Anche sulla scelta di intervenire a gamba tesa sul trasporto urbano si potrebbe discutere a lungo, ma gestire gli spostamenti inquinanti del 70 per cento della popolazione terrestre è assolutamente prioritario. E se l’elettricità con cui circoleranno le vetture nelle metropoli sarà prodotta a carbone in un’area disabitata del pianeta sarà sicuramente un danno infinitamente minore rispetto a centinaia di milioni di mezzi che inquineranno tutti insieme nelle ristrette aree delle città.

Sembra che i politici non capiscano (più probabilmente non lo vogliono fare) che bisogna prendere una decisione in merito. Chi ci governa dovrebbe comprendere che il suo compito non è occupare una poltrona assecondando gli elettori (almeno una loro maggioranza) per avere certezza della rielezione, ma è prendere decisioni – anche impopolari – per il bene della collettività.

Per un genitore è più facile concedere al proprio figlio capriccioso di mangiare tonnellate di merende spazzatura mentre gioca per ore a un videogioco, che convincerlo a limitarsi nel mangiare e magari anche a studiare un po’…

Senza sfociare nel paternalistico, è evidente che tutto il pochissimo fatto finora non ha portato nessun vantaggio, e quindi è necessario cambiare metodo.
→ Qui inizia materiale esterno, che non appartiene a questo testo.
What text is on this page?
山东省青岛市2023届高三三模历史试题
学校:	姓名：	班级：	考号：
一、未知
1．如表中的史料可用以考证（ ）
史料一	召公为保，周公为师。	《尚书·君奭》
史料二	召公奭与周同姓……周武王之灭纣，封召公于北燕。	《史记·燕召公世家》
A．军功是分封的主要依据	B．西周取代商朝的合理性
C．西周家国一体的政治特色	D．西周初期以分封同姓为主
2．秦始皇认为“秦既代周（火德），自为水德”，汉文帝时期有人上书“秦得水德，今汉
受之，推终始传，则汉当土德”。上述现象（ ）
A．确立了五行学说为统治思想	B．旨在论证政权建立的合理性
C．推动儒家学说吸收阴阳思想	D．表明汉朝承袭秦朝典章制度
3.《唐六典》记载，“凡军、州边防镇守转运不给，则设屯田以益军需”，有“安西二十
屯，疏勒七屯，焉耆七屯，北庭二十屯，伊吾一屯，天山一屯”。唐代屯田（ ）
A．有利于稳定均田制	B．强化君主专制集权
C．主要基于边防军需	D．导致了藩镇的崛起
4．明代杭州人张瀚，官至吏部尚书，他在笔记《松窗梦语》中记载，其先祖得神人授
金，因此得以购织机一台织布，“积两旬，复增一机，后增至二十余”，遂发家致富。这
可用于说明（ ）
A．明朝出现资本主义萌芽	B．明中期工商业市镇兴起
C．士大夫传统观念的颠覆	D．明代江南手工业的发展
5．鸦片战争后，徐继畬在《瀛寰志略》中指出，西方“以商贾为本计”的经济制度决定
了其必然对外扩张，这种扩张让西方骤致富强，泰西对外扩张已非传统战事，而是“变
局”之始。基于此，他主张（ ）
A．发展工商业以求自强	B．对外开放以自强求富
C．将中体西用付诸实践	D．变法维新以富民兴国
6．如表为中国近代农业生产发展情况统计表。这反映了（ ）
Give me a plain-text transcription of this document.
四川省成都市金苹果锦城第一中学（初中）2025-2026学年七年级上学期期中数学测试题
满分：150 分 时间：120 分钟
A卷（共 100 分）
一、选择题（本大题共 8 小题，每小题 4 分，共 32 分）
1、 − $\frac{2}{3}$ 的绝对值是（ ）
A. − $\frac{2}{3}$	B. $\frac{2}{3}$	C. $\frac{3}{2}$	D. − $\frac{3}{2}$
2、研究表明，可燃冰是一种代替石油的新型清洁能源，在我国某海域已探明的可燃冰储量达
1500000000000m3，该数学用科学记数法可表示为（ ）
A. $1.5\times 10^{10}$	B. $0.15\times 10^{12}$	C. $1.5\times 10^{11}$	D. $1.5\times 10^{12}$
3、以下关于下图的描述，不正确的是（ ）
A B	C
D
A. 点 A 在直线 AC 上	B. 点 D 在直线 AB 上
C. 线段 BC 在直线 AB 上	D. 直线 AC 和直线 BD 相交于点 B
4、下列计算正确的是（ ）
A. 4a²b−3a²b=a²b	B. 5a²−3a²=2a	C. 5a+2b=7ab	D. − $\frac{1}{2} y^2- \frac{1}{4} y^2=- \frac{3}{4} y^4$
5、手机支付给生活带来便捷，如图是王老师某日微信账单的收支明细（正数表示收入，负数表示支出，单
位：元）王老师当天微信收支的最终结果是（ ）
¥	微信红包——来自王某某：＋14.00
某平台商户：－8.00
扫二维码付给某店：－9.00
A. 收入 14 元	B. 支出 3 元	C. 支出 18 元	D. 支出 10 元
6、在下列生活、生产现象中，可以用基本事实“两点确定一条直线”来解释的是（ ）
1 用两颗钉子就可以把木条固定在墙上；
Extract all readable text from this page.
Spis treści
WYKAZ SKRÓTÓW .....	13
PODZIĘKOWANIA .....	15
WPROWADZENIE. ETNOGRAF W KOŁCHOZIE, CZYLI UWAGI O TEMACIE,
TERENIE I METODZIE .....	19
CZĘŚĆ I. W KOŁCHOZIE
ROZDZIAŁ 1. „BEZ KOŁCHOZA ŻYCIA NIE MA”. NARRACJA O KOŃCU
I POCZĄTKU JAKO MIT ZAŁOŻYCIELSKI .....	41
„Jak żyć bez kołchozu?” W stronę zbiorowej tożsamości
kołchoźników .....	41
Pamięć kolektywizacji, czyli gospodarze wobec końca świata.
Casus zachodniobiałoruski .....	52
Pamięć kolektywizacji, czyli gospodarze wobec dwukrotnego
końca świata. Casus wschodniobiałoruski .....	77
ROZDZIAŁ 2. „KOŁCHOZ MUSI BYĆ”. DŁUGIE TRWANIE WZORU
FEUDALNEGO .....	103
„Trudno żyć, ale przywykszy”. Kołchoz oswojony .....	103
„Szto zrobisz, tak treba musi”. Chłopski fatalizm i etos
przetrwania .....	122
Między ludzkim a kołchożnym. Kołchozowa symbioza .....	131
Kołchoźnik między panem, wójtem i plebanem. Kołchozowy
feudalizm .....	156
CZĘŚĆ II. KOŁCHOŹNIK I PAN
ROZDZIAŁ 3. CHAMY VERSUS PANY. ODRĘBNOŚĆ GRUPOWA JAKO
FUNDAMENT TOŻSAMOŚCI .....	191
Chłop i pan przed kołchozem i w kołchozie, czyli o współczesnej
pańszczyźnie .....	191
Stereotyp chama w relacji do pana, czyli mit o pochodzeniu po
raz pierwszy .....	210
E se il passaggio alle vetture esclusivamente elettriche causerà indubbiamente disagi al cittadino, il buon politico dovrebbe lavorare per potenziare i trasporti pubblici (rigorosamente elettrici) e tutte quelle altre soluzioni che miglioreranno la vivibilità delle nostre città. O quanto meno contribuiranno a ridurre i disagi.

Certo, bisogna essere capaci a convincere i cittadini, né più né meno come saper convincere il proprio figlio che mangiare sano alla lunga è più salutare della irresistibile merendina lipidica e “obesizzante”.

Quando i livelli di qualità dell’aria saranno scarsi o molto scarsi (praticamente… sempre!), non basterà più consigliare ai cittadini di evitare esercizi fisici all’aperto e suggerire alla cosiddetta popolazione a rischio di non uscire di casa.

Bisogna fare qualcosa! In gioco c’è il diritto alla salute, non solo il diritto di poter parcheggiare il più vicino possibile a dove si vuole andare, magari lasciando anche il motore acceso…

Bisogna spiegare e far capire a tutti che non possiamo fare diversamente, una volta arrivati a questo punto.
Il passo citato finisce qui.